Rentrez - problem using the web_history object

This is probably a question for an NCBI E-utils person rather then the Rentrez wrapper writer or this community but I’m struggling to find enough info.

I’m trying to assemble a set of metadata for sequences deposited in Nuccore with Feature:Source /country=New Zealand, starting with the big list of IDs returned using a general query for ‘New Zealand’ (as it doesn’t seem possible to query the feature table directly). For that I need use_history=TRUE and step through the large set of results using the list stored on the history server. However, if I subsequently use the web_history object I don’t get the expected return data set.

To simplify, here is a E-util web query which returns a single nuccore record …
http://eutils.ncbi.nlm.nih.gov/entrez/eutils/esearch.fcgi?db=nuccore&term=new+zealand+AND+ddbj_embl_genbank[filter]+AND+gerhardtia+pseudosaponacea[Organism]
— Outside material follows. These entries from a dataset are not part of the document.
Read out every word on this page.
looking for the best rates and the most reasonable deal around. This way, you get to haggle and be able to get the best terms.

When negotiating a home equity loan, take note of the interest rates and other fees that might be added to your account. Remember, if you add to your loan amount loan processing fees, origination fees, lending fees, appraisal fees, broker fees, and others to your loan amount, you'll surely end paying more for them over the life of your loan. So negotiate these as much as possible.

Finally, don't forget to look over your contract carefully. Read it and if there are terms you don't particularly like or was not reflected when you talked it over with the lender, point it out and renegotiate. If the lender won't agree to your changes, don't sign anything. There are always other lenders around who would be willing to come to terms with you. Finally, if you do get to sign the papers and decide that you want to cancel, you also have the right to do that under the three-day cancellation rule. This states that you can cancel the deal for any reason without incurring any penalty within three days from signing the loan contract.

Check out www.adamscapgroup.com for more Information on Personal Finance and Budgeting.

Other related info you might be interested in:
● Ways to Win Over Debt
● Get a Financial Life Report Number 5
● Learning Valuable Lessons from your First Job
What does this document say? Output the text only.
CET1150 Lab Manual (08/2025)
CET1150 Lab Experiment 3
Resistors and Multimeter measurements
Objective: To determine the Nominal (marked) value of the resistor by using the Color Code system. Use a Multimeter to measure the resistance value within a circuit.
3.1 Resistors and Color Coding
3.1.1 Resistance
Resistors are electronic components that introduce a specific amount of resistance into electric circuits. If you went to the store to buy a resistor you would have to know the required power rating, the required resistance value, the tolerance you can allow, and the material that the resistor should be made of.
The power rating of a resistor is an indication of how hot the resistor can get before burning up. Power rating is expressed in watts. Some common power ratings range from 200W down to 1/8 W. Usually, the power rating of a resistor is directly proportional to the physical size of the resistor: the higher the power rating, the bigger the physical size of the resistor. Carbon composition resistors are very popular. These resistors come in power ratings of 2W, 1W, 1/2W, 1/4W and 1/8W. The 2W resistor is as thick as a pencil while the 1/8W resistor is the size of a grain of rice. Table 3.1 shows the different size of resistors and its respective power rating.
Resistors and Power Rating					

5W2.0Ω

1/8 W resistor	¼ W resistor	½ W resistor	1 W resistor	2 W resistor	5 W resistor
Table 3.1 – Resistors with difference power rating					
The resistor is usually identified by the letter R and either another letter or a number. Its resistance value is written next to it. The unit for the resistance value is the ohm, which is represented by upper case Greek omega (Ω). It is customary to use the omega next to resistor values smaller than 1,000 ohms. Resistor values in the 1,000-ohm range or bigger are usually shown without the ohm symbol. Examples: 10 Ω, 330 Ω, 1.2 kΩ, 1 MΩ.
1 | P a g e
If I use Rentrez and the history server then something like …

seq_NZ <- entrez_search(db = "nuccore", term=
                          "new+zealand AND ddbj_embl_genbank[filter] AND gerhardtia+pseudosaponacea[Organism]"
                        , retmax=0, use_history=TRUE)

Then if I use the web history object to fetch the record…

seqrecs <- entrez_fetch(db="nuccore", web_history=seq_NZ$web_history,rettype="xml", retmax=1, parsed=TRUE)

I get back what looks like the associated popset of records and not the single record (for the single queried ID) I was expecting. What silly simple thing am I doing wrong?

(Hope you don’t mind, I did a small edit to put code in code blocks. See Welcome to rOpenSci Discuss for some discussion of markdown)

paging @dwinter

Kia ora JC!

This does seem like something happening on the NCBI’s end. Playing around a little, it also effects “normal” (that is, non web-history queries). I don’t think sending one ID and getting back 8 records is an expected behaviour, so it’s worth letting them know about it.

Depending on what you want to get from the records I can suggest at least one workaround for now. If you download records in “gbc” format, which is a XML-ficaton of genbank you do get one record per ID. You can’t return a parsed object (for now, I’ll start an issue for this and other cases where XML records are not called XML), but it’s easy enough to create one and retrieve information from it:

seqrecs_gb_xml <- entrez_fetch(db="nuccore", web_history = seq_NZ$web_history,rettype="gbc")
parsed <- XML::xmlTreeParse(seqrecs_gb_xml, useInternalNodes=TRUE)
parsed["//INSDSeq_taxonomy"]
[[1]]
<INSDSeq_taxonomy>Eukaryota; Fungi; Dikarya; Basidiomycota; Agaricomycotina; Agaricomycetes; Agaricomycetidae; Agaricales; Lyophyllaceae; Gerhardtia</INSDSeq_taxonomy> 

attr(,"class")
[1] "XMLNodeSet"

Hope that helps, and let me know if you have other questions.

David

EDIT to add a link to the issue regarding parsing differently named XML files on the fly: Rentrez - problem using the web_history object

Great response. Thank you. I will have a play!

1 Like